Choose Stanford CoreNLP if you need:

  • An integrated toolkit with a good range of grammatical analysis tools
  • Fast, reliable analysis of arbitrary texts
  • The overall highest quality text analytics
  • Support for a number of major (human) languages
  • Available interfaces for most major modern programming languages
  • Ability to run as a simple web service

Stanford CoreNLP’s goal is to make it very easy to apply a bunch of linguistic analysis tools to a piece of text. A tool pipeline can be run on a piece of plain text with just two lines of code. CoreNLP is designed to be highly flexible and extensible. With a single option you can change which tools should be enabled and which should be disabled. Stanford CoreNLP integrates many of Stanford’s NLP tools, including the part-of-speech (POS) tagger, the named entity recognizer (NER), the parser, the coreference resolution system, sentiment analysis, bootstrapped pattern learning, and the open information extraction tools. Moreover, an annotator pipeline can include additional custom or third-party annotators. CoreNLP’s analyses provide the foundational building blocks for higher-level and domain-specific text understanding applications.

CoreNLP screenshot

Download

Stanford CoreNLP can be downloaded via the link below. This will download a large (536 MB) zip file containing (1) the CoreNLP code jar, (2) the CoreNLP models jar (required in your classpath for most tasks), (3) the libraries required to run CoreNLP, and (4) documentation / source code for the project. Unzip this file, open the folder that results and you’re ready to use it.

Download CoreNLP 3.7.0

Alternatively, Stanford CoreNLP is available on Maven Central. Source is available on GitHub. For more information on obtaining CoreNLP, see the download page. To download earlier versions of Stanford CoreNLP, including the last stable release (3.6.0), or language packs for earlier versions, go to the history page.

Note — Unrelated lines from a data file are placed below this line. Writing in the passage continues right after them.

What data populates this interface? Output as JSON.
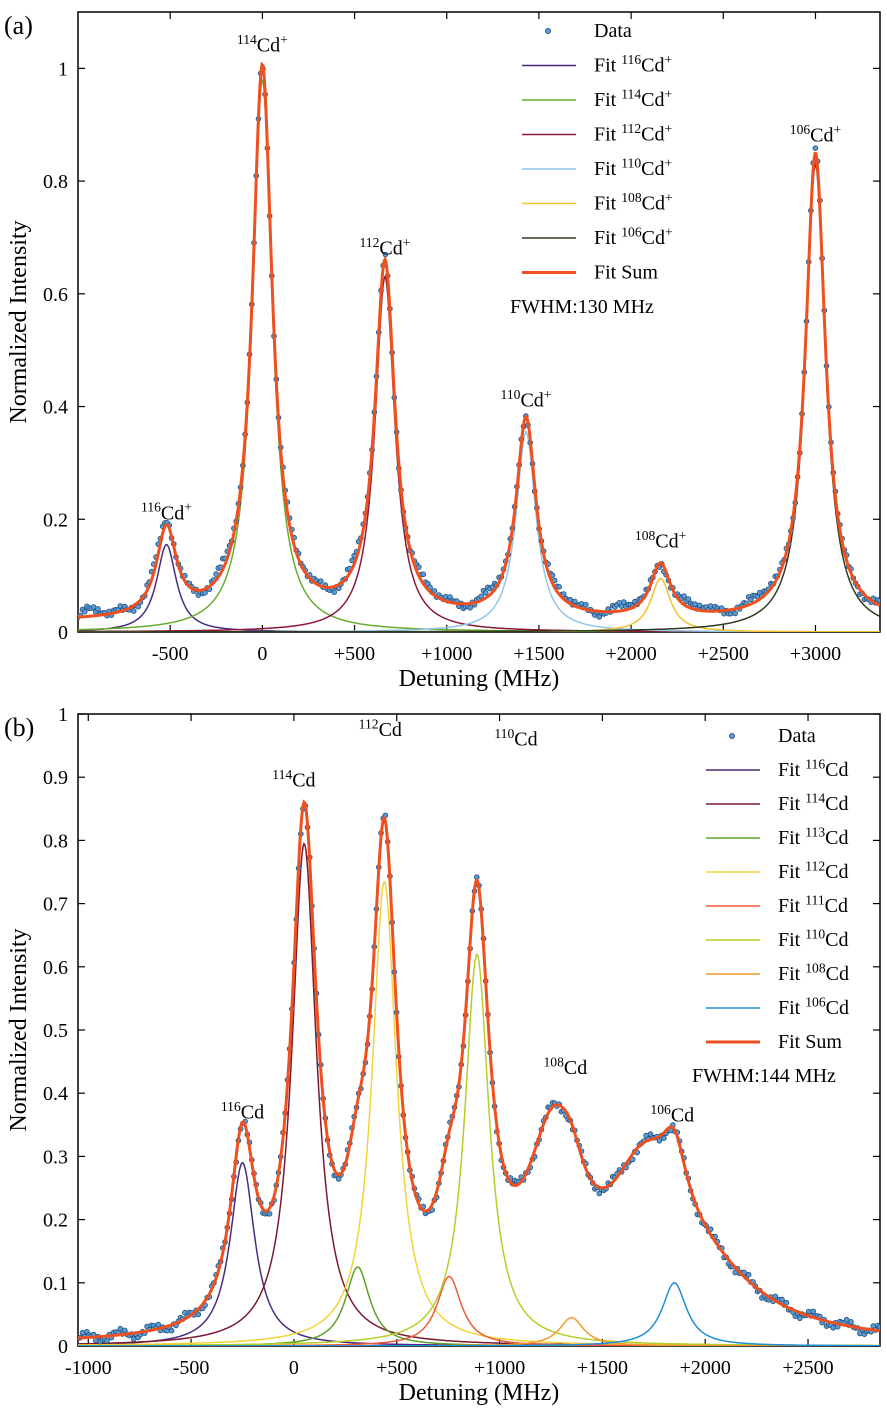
{
  "colors": {
    "data": "#5b9bd5",
    "data_edge": "#1f4e79",
    "fit_sum": "#ef5020"
  },
  "chart_data": [
    {
      "panel_label": "(a)",
      "type": "line",
      "xlabel": "Detuning (MHz)",
      "ylabel": "Normalized Intensity",
      "xlim": [
        -1000,
        3350
      ],
      "ylim": [
        0,
        1.1
      ],
      "xticks": [
        -500,
        0,
        500,
        1000,
        1500,
        2000,
        2500,
        3000
      ],
      "xtick_labels": [
        "-500",
        "0",
        "+500",
        "+1000",
        "+1500",
        "+2000",
        "+2500",
        "+3000"
      ],
      "yticks": [
        0,
        0.2,
        0.4,
        0.6,
        0.8,
        1
      ],
      "ytick_labels": [
        "0",
        "0.2",
        "0.4",
        "0.6",
        "0.8",
        "1"
      ],
      "fwhm_MHz": 130,
      "fwhm_label": "FWHM:130 MHz",
      "background": 0.018,
      "components": [
        {
          "mass": "116",
          "name": "Fit ",
          "sup": "116",
          "base": "Cd",
          "ion": "+",
          "center": -520,
          "amp": 0.155,
          "color": "#4b2b7f"
        },
        {
          "mass": "114",
          "name": "Fit ",
          "sup": "114",
          "base": "Cd",
          "ion": "+",
          "center": 0,
          "amp": 0.98,
          "color": "#6aab2e"
        },
        {
          "mass": "112",
          "name": "Fit ",
          "sup": "112",
          "base": "Cd",
          "ion": "+",
          "center": 665,
          "amp": 0.63,
          "color": "#8b1a3a"
        },
        {
          "mass": "110",
          "name": "Fit ",
          "sup": "110",
          "base": "Cd",
          "ion": "+",
          "center": 1430,
          "amp": 0.355,
          "color": "#8fc6ea"
        },
        {
          "mass": "108",
          "name": "Fit ",
          "sup": "108",
          "base": "Cd",
          "ion": "+",
          "center": 2160,
          "amp": 0.095,
          "color": "#f2c12e"
        },
        {
          "mass": "106",
          "name": "Fit ",
          "sup": "106",
          "base": "Cd",
          "ion": "+",
          "center": 3000,
          "amp": 0.83,
          "color": "#2e3b1f"
        }
      ],
      "peak_labels": [
        {
          "sup": "116",
          "base": "Cd",
          "ion": "+",
          "x": -520,
          "y": 0.2
        },
        {
          "sup": "114",
          "base": "Cd",
          "ion": "+",
          "x": 0,
          "y": 1.03
        },
        {
          "sup": "112",
          "base": "Cd",
          "ion": "+",
          "x": 665,
          "y": 0.67
        },
        {
          "sup": "110",
          "base": "Cd",
          "ion": "+",
          "x": 1430,
          "y": 0.4
        },
        {
          "sup": "108",
          "base": "Cd",
          "ion": "+",
          "x": 2160,
          "y": 0.15
        },
        {
          "sup": "106",
          "base": "Cd",
          "ion": "+",
          "x": 3000,
          "y": 0.87
        }
      ],
      "legend": {
        "data_label": "Data",
        "sum_label": "Fit Sum",
        "position": "top-right"
      }
    },
    {
      "panel_label": "(b)",
      "type": "line",
      "xlabel": "Detuning (MHz)",
      "ylabel": "Normalized Intensity",
      "xlim": [
        -1050,
        2850
      ],
      "ylim": [
        0,
        1.0
      ],
      "xticks": [
        -1000,
        -500,
        0,
        500,
        1000,
        1500,
        2000,
        2500
      ],
      "xtick_labels": [
        "-1000",
        "-500",
        "0",
        "+500",
        "+1000",
        "+1500",
        "+2000",
        "+2500"
      ],
      "yticks": [
        0,
        0.1,
        0.2,
        0.3,
        0.4,
        0.5,
        0.6,
        0.7,
        0.8,
        0.9,
        1
      ],
      "ytick_labels": [
        "0",
        "0.1",
        "0.2",
        "0.3",
        "0.4",
        "0.5",
        "0.6",
        "0.7",
        "0.8",
        "0.9",
        "1"
      ],
      "fwhm_MHz": 144,
      "fwhm_label": "FWHM:144 MHz",
      "background": 0.0,
      "components": [
        {
          "mass": "116",
          "name": "Fit ",
          "sup": "116",
          "base": "Cd",
          "ion": "",
          "center": -250,
          "amp": 0.29,
          "color": "#4b2b7f"
        },
        {
          "mass": "114",
          "name": "Fit ",
          "sup": "114",
          "base": "Cd",
          "ion": "",
          "center": 50,
          "amp": 0.795,
          "color": "#7a1a30"
        },
        {
          "mass": "113",
          "name": "Fit ",
          "sup": "113",
          "base": "Cd",
          "ion": "",
          "center": 310,
          "amp": 0.125,
          "color": "#5fa02a"
        },
        {
          "mass": "112",
          "name": "Fit ",
          "sup": "112",
          "base": "Cd",
          "ion": "",
          "center": 440,
          "amp": 0.735,
          "color": "#f2d43a"
        },
        {
          "mass": "111",
          "name": "Fit ",
          "sup": "111",
          "base": "Cd",
          "ion": "",
          "center": 755,
          "amp": 0.11,
          "color": "#f05a3a"
        },
        {
          "mass": "110",
          "name": "Fit ",
          "sup": "110",
          "base": "Cd",
          "ion": "",
          "center": 890,
          "amp": 0.62,
          "color": "#b5cf2a"
        },
        {
          "mass": "108",
          "name": "Fit ",
          "sup": "108",
          "base": "Cd",
          "ion": "",
          "center": 1350,
          "amp": 0.045,
          "color": "#f29a2e"
        },
        {
          "mass": "106",
          "name": "Fit ",
          "sup": "106",
          "base": "Cd",
          "ion": "",
          "center": 1850,
          "amp": 0.1,
          "color": "#1f8fd6"
        }
      ],
      "extra_shoulders": [
        {
          "center": 1260,
          "amp": 0.27,
          "width_MHz": 320
        },
        {
          "center": 1700,
          "amp": 0.2,
          "width_MHz": 420
        },
        {
          "center": 1950,
          "amp": 0.09,
          "width_MHz": 700
        }
      ],
      "peak_labels": [
        {
          "sup": "116",
          "base": "Cd",
          "ion": "",
          "x": -250,
          "y": 0.36
        },
        {
          "sup": "114",
          "base": "Cd",
          "ion": "",
          "x": 0,
          "y": 0.885
        },
        {
          "sup": "112",
          "base": "Cd",
          "ion": "",
          "x": 420,
          "y": 0.965
        },
        {
          "sup": "110",
          "base": "Cd",
          "ion": "",
          "x": 1080,
          "y": 0.95
        },
        {
          "sup": "108",
          "base": "Cd",
          "ion": "",
          "x": 1320,
          "y": 0.43
        },
        {
          "sup": "106",
          "base": "Cd",
          "ion": "",
          "x": 1840,
          "y": 0.355
        }
      ],
      "legend": {
        "data_label": "Data",
        "sum_label": "Fit Sum",
        "position": "top-right"
      }
    }
  ]
}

You can find the jars for 3.7.0 containing the models for each language we support in the table below. Due to size issues we have divided the English resources into two jars. The English (KBP) models jar contains extra resources needed to run relation extraction and entity linking.

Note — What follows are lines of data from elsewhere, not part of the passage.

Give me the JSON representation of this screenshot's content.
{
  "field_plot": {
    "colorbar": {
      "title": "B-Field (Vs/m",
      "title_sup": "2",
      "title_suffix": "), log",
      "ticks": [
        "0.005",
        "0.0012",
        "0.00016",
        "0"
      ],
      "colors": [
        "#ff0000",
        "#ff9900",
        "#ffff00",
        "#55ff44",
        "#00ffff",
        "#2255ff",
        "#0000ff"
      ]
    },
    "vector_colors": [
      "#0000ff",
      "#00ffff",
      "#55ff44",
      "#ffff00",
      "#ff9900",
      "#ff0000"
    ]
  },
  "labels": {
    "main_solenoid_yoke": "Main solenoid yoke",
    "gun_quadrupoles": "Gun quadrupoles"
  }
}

Language model jar version
Arabic download 3.7.0
Chinese download 3.7.0
English download 3.7.0
English (KBP) download 3.7.0
French download 3.7.0
German download 3.7.0
Spanish download 3.7.0

Human languages supported

The basic distribution provides model files for the analysis of well-edited English, but the engine is compatible with models for other languages. We provide packaged models for Arabic, Chinese, French, German, and Spanish. We also provide a jar that contains all of our English models, which includes various variant models, and in particular has one optimized for working with uncased English (e.g., mostly or all either uppercase or lowercase). There is also some third party support for additional languages. You can find out more about using CoreNLP with various human languages on the other human languages page.

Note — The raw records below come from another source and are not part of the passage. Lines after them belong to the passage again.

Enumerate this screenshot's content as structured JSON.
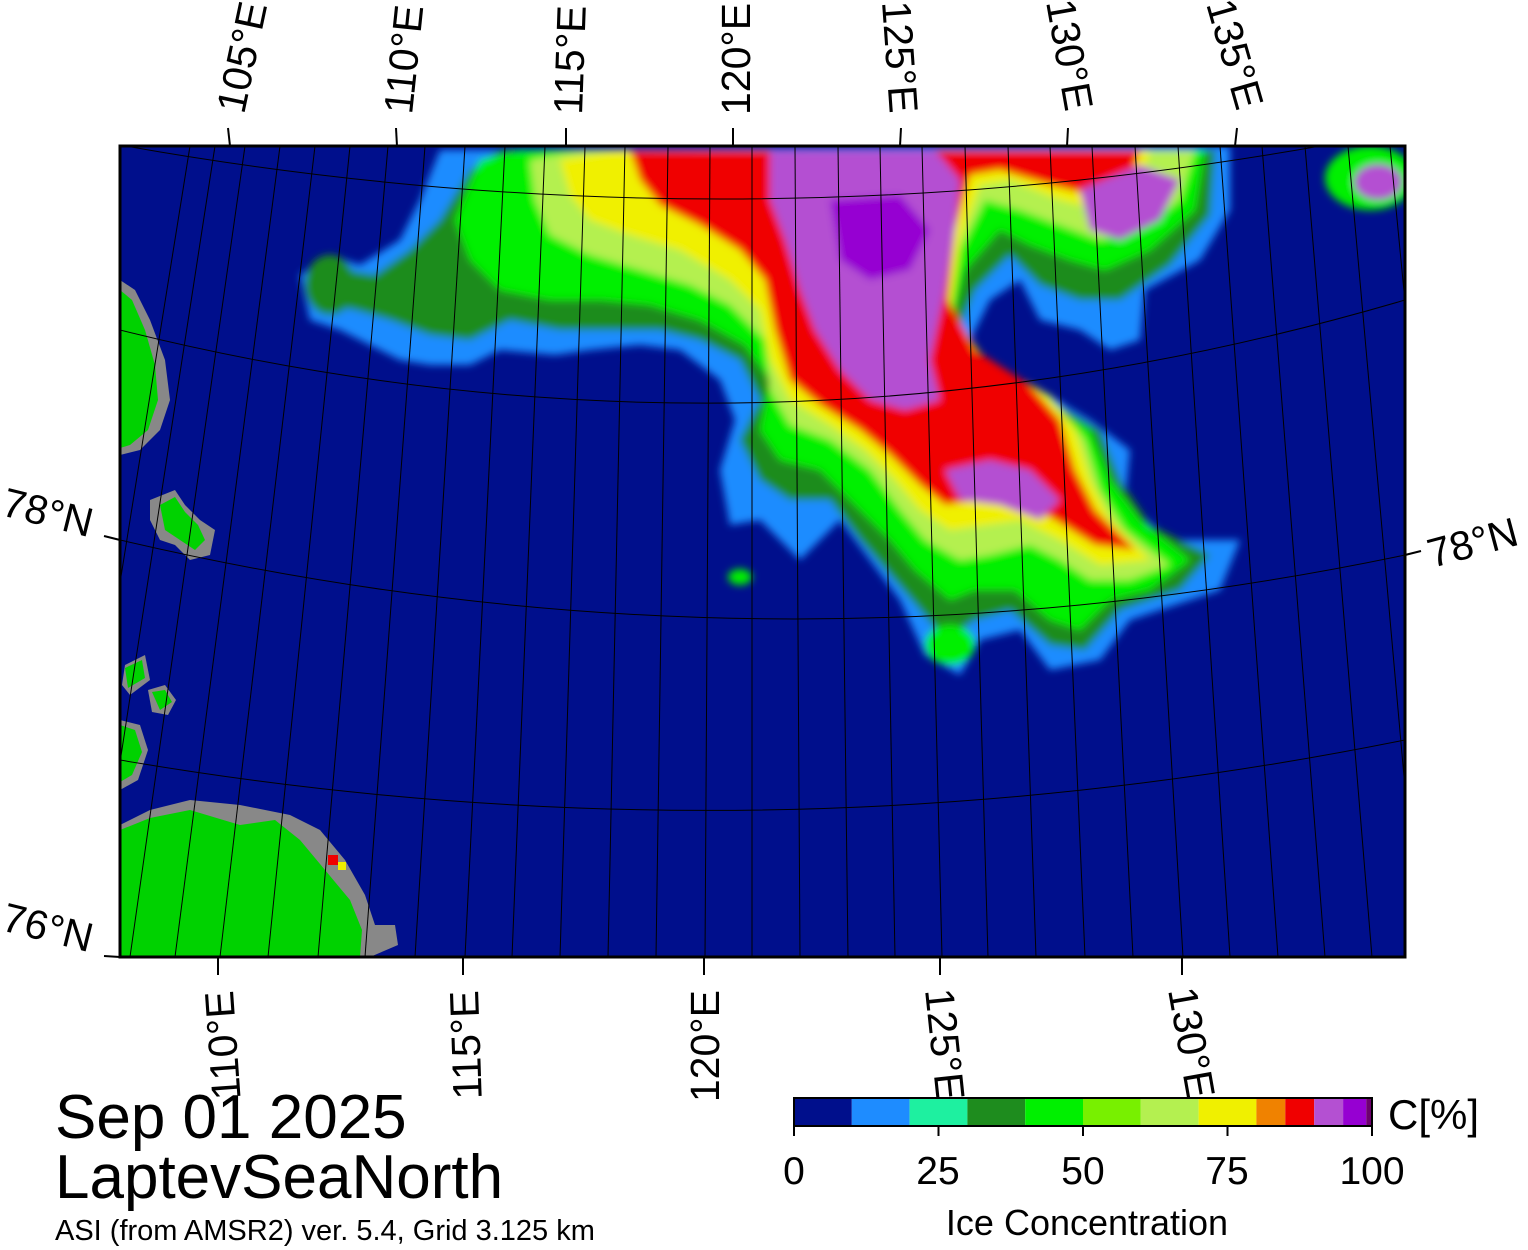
{
  "title": {
    "date": "Sep 01 2025",
    "region": "LaptevSeaNorth",
    "product": "ASI (from AMSR2) ver. 5.4,  Grid 3.125 km"
  },
  "map": {
    "projection": "polar stereographic",
    "parallels_labeled": [
      "78°N",
      "76°N"
    ],
    "top_meridian_labels": [
      "105°E",
      "110°E",
      "115°E",
      "120°E",
      "125°E",
      "130°E",
      "135°E"
    ],
    "bottom_meridian_labels": [
      "110°E",
      "115°E",
      "120°E",
      "125°E",
      "130°E"
    ],
    "right_parallel_labels": [
      "78°N"
    ],
    "colors": {
      "ocean": "#000f8c",
      "land": "#00d200",
      "land_mask": "#888888",
      "graticule": "#000000"
    },
    "ice_field": "high concentration ice edge in the north-central Laptev Sea, roughly 118°E–133°E north of 77.5°N, plus ice near the top edge 110°E–135°E",
    "land_areas": "Severnaya Zemlya / Taymyr coast on the left and lower-left, small islands near 108°E"
  },
  "legend": {
    "unit": "C[%]",
    "label": "Ice Concentration",
    "ticks": [
      "0",
      "25",
      "50",
      "75",
      "100"
    ],
    "bins": [
      {
        "from": 0,
        "to": 10,
        "color": "#000f8c"
      },
      {
        "from": 10,
        "to": 20,
        "color": "#1e8cff"
      },
      {
        "from": 20,
        "to": 30,
        "color": "#1ef0a0"
      },
      {
        "from": 30,
        "to": 40,
        "color": "#1e8c1e"
      },
      {
        "from": 40,
        "to": 50,
        "color": "#00f000"
      },
      {
        "from": 50,
        "to": 60,
        "color": "#78f000"
      },
      {
        "from": 60,
        "to": 70,
        "color": "#b4f050"
      },
      {
        "from": 70,
        "to": 80,
        "color": "#f0f000"
      },
      {
        "from": 80,
        "to": 85,
        "color": "#f08200"
      },
      {
        "from": 85,
        "to": 90,
        "color": "#f00000"
      },
      {
        "from": 90,
        "to": 95,
        "color": "#b450d2"
      },
      {
        "from": 95,
        "to": 99,
        "color": "#9600d2"
      },
      {
        "from": 99,
        "to": 100,
        "color": "#6e006e"
      }
    ]
  }
}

Programming languages and operating systems

Stanford CoreNLP is written in Java; current releases require Java 1.8+.

You can use Stanford CoreNLP from the command-line, via its Java programmatic API, via third party APIs for most major modern programming languages, or via a service. It works on Linux, OS X, and Windows.

License

Stanford CoreNLP is licensed under the GNU General Public License (v3 or later; in general Stanford NLP code is GPL v2+, but CoreNLP uses several Apache-licensed libraries, and so the composite is v3+). Note that the license is the full GPL, which allows many free uses, but not its use in proprietary software which is distributed to others. For distributors of proprietary software, commercial licensing is available from Stanford. You can contact us at java-nlp-support@lists.stanford.edu. If you don’t need a commercial license, but would like to support maintenance of these tools, we welcome gift funding: use this form and write “Stanford NLP Group open source software” in the Special Instructions.

Citing Stanford CoreNLP in papers

If you’re just running the CoreNLP pipeline, please cite this CoreNLP demo paper:

Manning, Christopher D., Mihai Surdeanu, John Bauer, Jenny Finkel, Steven J. Bethard, and David McClosky. 2014. The Stanford CoreNLP Natural Language Processing Toolkit In Proceedings of the 52nd Annual Meeting of the Association for Computational Linguistics: System Demonstrations, pp. 55-60. [pdf] [bib]

If you’re dealing in depth with particular annotators, you’re also encouraged to cite the papers that cover individual components: POS tagging, NER, parsing (with parse annotator), dependency parsing (with depparse annotator), coreference resolution, sentiment, or Open IE. You can find more information on the Stanford NLP software pages and/or publications page.